The living room was flooded with the white blaze of arc lights, illuminating men in silver suits as they dusted down the car of the shadow minister for Justice. They were looking for forensic evidence. So it was very difficult to believe the good news on crime figures emanating at that very moment from the television. The bit about the irrational rise in fear of crime, against the British Crime Survey's backdrop of civil calm, sat particularly badly. Just a few hours earlier, 18-year-old Frederick Moody had been stabbed to death outside his home down the road, by one of a group of children who had, witnesses say, been gathered in the area for some while. The bereaved family of the dead young man have, it transpires, lived on my street for some years. Until Thursday night, though, I didn't know that any of them existed. I doubt if Edward Garnier, the Conservative MP, whose Peugeot across the street now glimmers with iridescent fingerprint dust, knew them either.
You'd imagine, I think it is safe to assume, that living so close to such a dreadful crime, would make you feel that you were not safe and that you and your loved ones could quite easily become victims too. The weird thing is that the event has brought home the opposite message. I live among this mayhem, it happens around me, I write about it for the papers – and have done for many years now – yet I still feel this is a horror that affects other, less lucky people. In many parts of London – including this street – the wealthy and the struggling live side by side7, but in parallel universes.
When I heard the news of Frederick Moody's death I was at – of all places – the O2 Arena, watching a Leonard Cohen concert. Told on the phone that there had been a killing outside my house, I began to shake. My children, six and 10, were with a babysitter, while this horror erupted around them – and I had to get back home.
Naively, I was simply amazed to reach the end of my street to be told that I could not go any further. "But I have tiny children. I have to be with them," I told the officer, who would not give his name, and invited me instead to take down his number from his epaulette. "We've got an old disabled man out here," he replied, with what seemed almost like pride, "and we're not letting him home either".
My next-door neighbours were outside the cordon too.

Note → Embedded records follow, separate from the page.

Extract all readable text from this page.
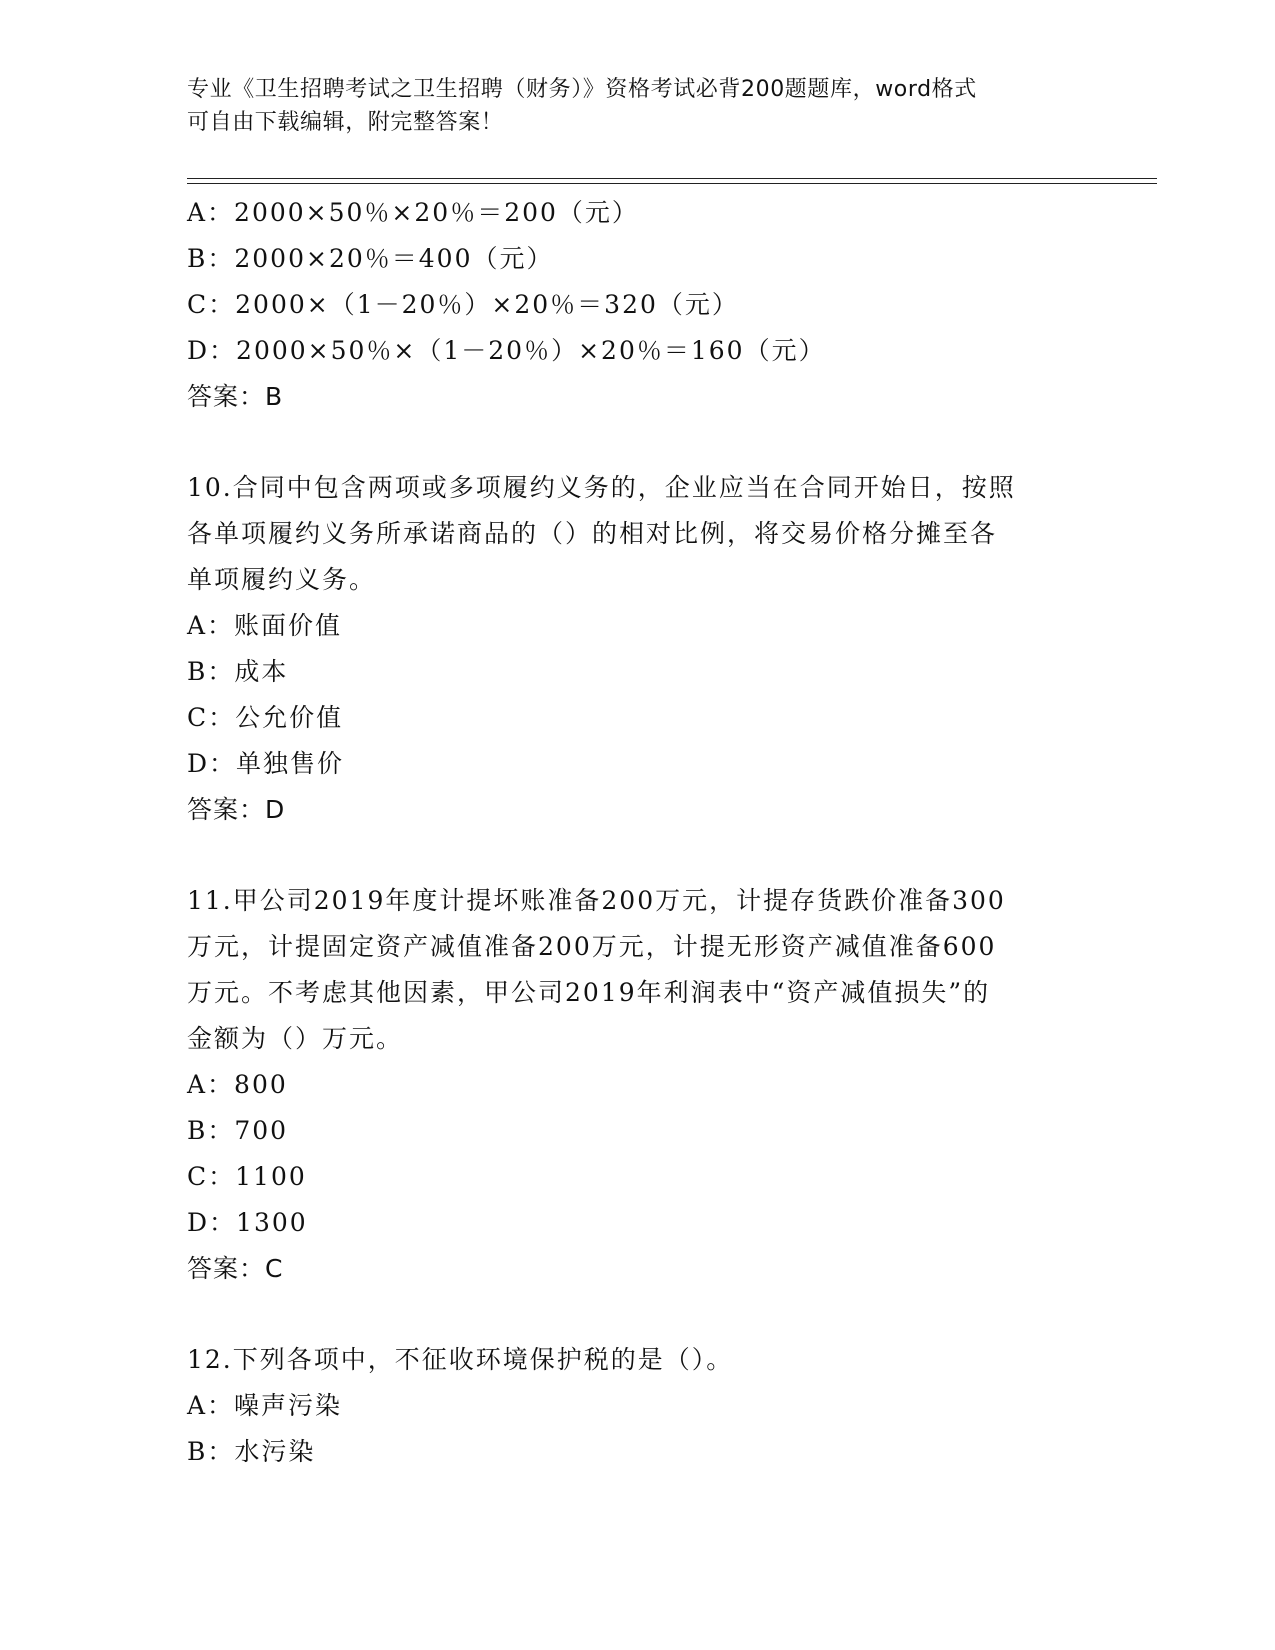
专业《卫生招聘考试之卫生招聘（财务）》资格考试必背200题题库，word格式
可自由下载编辑，附完整答案！
A：2000×50％×20％＝200（元）
B：2000×20％＝400（元）
C：2000×（1－20％）×20％＝320（元）
D：2000×50％×（1－20％）×20％＝160（元）
答案：B
10.合同中包含两项或多项履约义务的，企业应当在合同开始日，按照
各单项履约义务所承诺商品的（）的相对比例，将交易价格分摊至各
单项履约义务。
A：账面价值
B：成本
C：公允价值
D：单独售价
答案：D
11.甲公司2019年度计提坏账准备200万元，计提存货跌价准备300
万元，计提固定资产减值准备200万元，计提无形资产减值准备600
万元。不考虑其他因素，甲公司2019年利润表中“资产减值损失”的
金额为（）万元。
A：800
B：700
C：1100
D：1300
答案：C
12.下列各项中，不征收环境保护税的是（）。
A：噪声污染
B：水污染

Their 13-year-old was alone in their house, and they were equally distressed about their inability to reach him. The children were not allowed to come out to us either. Everyone had been told to stay inside and the directive was being followed to the letter, by what seemed like hundreds of officers. A nursing mother, even, was not allowed back home to feed her baby.
The police would not tell us anything. When I asked after the victim, they even replied that they had not said that there was one. It was not until much later, thinking back, that I realised it had not occurred to me that the victim could possibly be anyone I know, even though I'm acquainted with perhaps a dozen teen-agers who live on this street.

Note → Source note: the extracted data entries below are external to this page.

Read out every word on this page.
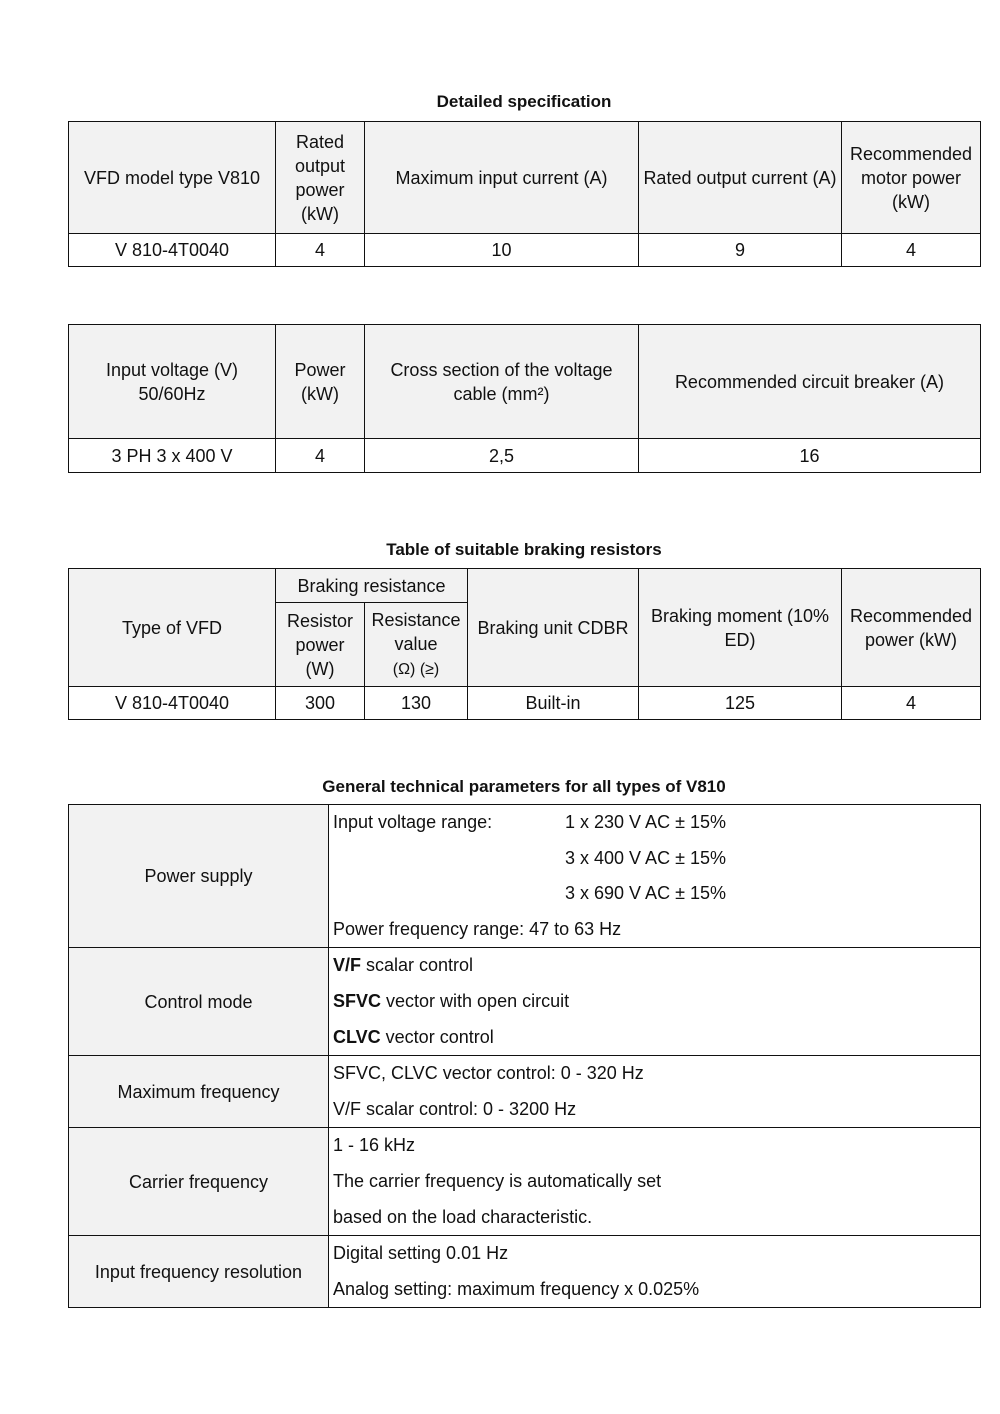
Detailed specification
VFD model type V810	Rated output power (kW)	Maximum input current (A)	Rated output current (A)	Recommended motor power (kW)
V 810-4T0040	4	10	9	4
Input voltage (V) 50/60Hz	Power (kW)	Cross section of the voltage cable (mm²)	Recommended circuit breaker (A)
3 PH 3 x 400 V	4	2,5	16
Table of suitable braking resistors
Type of VFD	Braking resistance		Braking unit CDBR	Braking moment (10% ED)	Recommended power (kW)
	Resistor power (W)	Resistance value
(Ω) (≥)			
V 810-4T0040	300	130	Built-in	125	4
General technical parameters for all types of V810
Power supply	Input voltage range: 1 x 230 V AC ± 15%
3 x 400 V AC ± 15%
3 x 690 V AC ± 15%
Power frequency range: 47 to 63 Hz

Control mode	V/F scalar control
SFVC vector with open circuit
CLVC vector control

Maximum frequency	SFVC, CLVC vector control: 0 - 320 Hz
V/F scalar control: 0 - 3200 Hz

Carrier frequency	1 - 16 kHz
The carrier frequency is automatically set
based on the load characteristic.

Input frequency resolution	Digital setting 0.01 Hz
Analog setting: maximum frequency x 0.025%
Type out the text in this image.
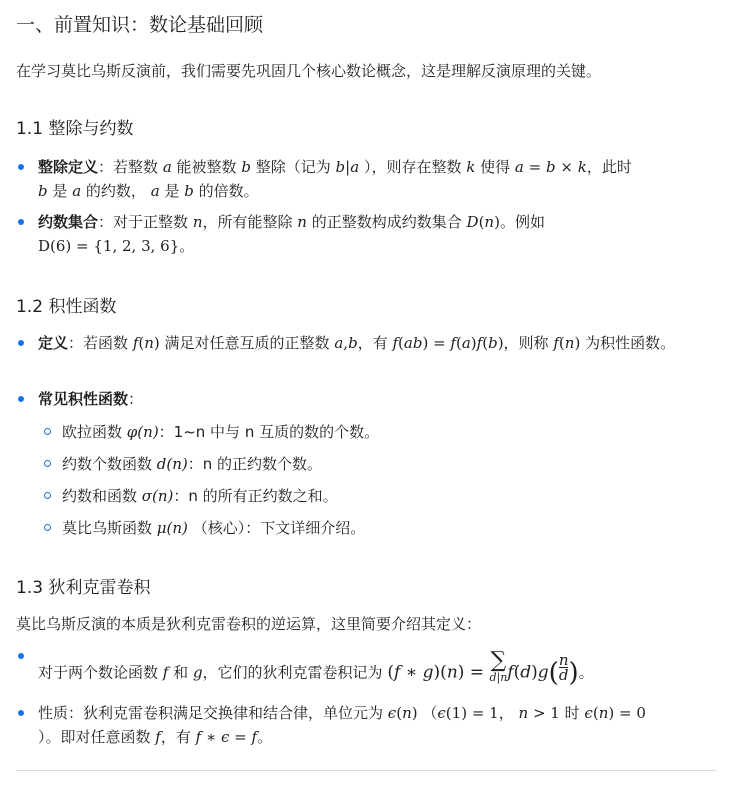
一、前置知识：数论基础回顾

在学习莫比乌斯反演前，我们需要先巩固几个核心数论概念，这是理解反演原理的关键。

1.1 整除与约数
整除定义：若整数 a 能被整数 b 整除（记为 b|a ），则存在整数 k 使得 a = b × k，此时
b 是 a 的约数， a 是 b 的倍数。
约数集合：对于正整数 n，所有能整除 n 的正整数构成约数集合 D(n)。例如
D(6) = {1, 2, 3, 6}。
1.2 积性函数
定义：若函数 f(n) 满足对任意互质的正整数 a,b，有 f(ab) = f(a)f(b)，则称 f(n) 为积性函数。
常见积性函数：
欧拉函数 φ(n)：1~n 中与 n 互质的数的个数。
约数个数函数 d(n)：n 的正约数个数。
约数和函数 σ(n)：n 的所有正约数之和。
莫比乌斯函数 μ(n) （核心）：下文详细介绍。
1.3 狄利克雷卷积

莫比乌斯反演的本质是狄利克雷卷积的逆运算，这里简要介绍其定义：

对于两个数论函数 f 和 g，它们的狄利克雷卷积记为 (f ∗ g)(n) = ∑
d|n $f(d)g( \frac{n}{d}$ )。
性质：狄利克雷卷积满足交换律和结合律，单位元为 ϵ(n) （ϵ(1) = 1， n > 1 时 ϵ(n) = 0
）。即对任意函数 f，有 f ∗ ϵ = f。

Almost all my friends, in this multi-ethnic, area, are white. My assumption – which was correct – was that the victim was very likely to be a black boy. London is often described as a multi-cultural city, and most Londoners relish the mix. But what a crime like this brings home is that house by house, flat by flat, it is ghettoised.
My one black-British friend on this street is church-going single mother whose 13-year-old is a dream of a lovely boy. But he lives on the other side of the assumptions that I make so blithely and so casually. The consequences, in his own life, are sometimes not happy. Only the other day, he was waiting in the car while his mum popped into a shop. She returned to find the car surrounded by six armed officers. She and her son were separately questioned for 45 minutes. Top exchange was: "What do you do for a living, son?" "Nothing. I'm 13." This is stop and search in action. It is not the sensible policing it is made out to be. It is highly divisive, in a community that is remarkably divided already.
My friend and her son live in the same street as I do, but in a different world, a world that is far less benign than mine and that, therefore, follows some counter-intuitive logic. While I opted to send my sons to local schools, my friend has gone to great lengths to secure far-off schools for her boy, where he is less likely to get sucked into the street life of south London. I let my 10-year-old travel alone on buses. When her son was 10, and even older, that was simply not allowed. My friend is alive to threats all around her, and is fiercely protective of her son. I can afford to be much more relaxed. Crucially, and heartbreakingly, my friend's son is statistically far more likely to become a victim of crime, yet also far more likely to be suspected as its potential perpetrator. His experience does not encourage him to view the police as people who can protect him.
If our society is broken, that is one of the important fissures. Poor Frederick Moody lived on the other side of our street and, despite all the love and protection of his family, on the other side of that ugly divide.